Dzodan ritorna con Lutto aptico, un testo ibrido, lirico e filosofico insieme, che esplora il rapporto tra corpo, dolore e intelligenza artificiale. Cosa significa soffrire in un mondo in cui anche il lutto viene quantificato, tradotto in segnali, inserito in una pipeline predittiva?

Infine Frizioni, una sezione collettiva che funziona come un collage di pratiche e visioni alternative. Herndon e Dryhurst, Simnett, Ridler, Zach Blas e altri artisti e teorici si intrecciano in un dialogo aperto che sfida il linguaggio chiuso dei modelli. Non è un caso che qui il formato diventi più aperto, ibrido, performativo. È un invito a immaginare una cultura dell’AI che non sia solo consumo di tool, ma frizione produttiva, errore consapevole, deviazione poetica.

Chiude il libro un testo importantissimo di Lauren Klein e Catherine D’Ignazio: Un femminismo dei dati per l’AI. Non è un saggio tecnico, è una bussola etica. Ci ricordano che dietro ogni dataset c’è una scelta, un’omissione, un’intenzione. Che i dati non parlano da soli, e che l’intelligenza non è mai neutra. È forse il messaggio più potente del libro: se vogliamo davvero cambiare le AI, dobbiamo prima cambiare la nostra idea di conoscenza.

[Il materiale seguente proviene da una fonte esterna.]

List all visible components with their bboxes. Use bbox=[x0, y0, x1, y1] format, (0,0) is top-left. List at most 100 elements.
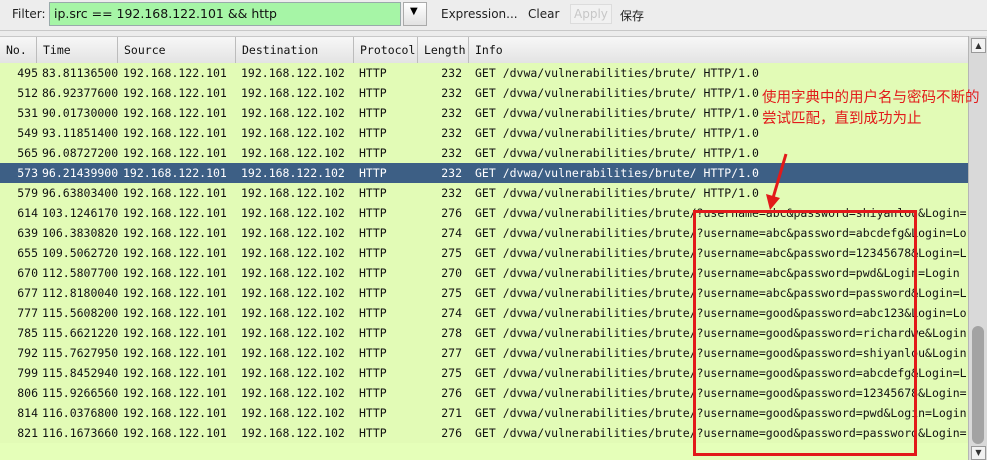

AI and Conflicts 2 è un libro necessario. Non perché spiega tutto (non lo fa), ma perché rompe il frame. È una raccolta di voci che disturbano, che fanno rumore, che sabotano. Non ti dice cosa pensare, ma ti costringe a pensarci. E in un’epoca in cui l’intelligenza è sempre più automatica, questo è forse l’atto più umano che ci resta.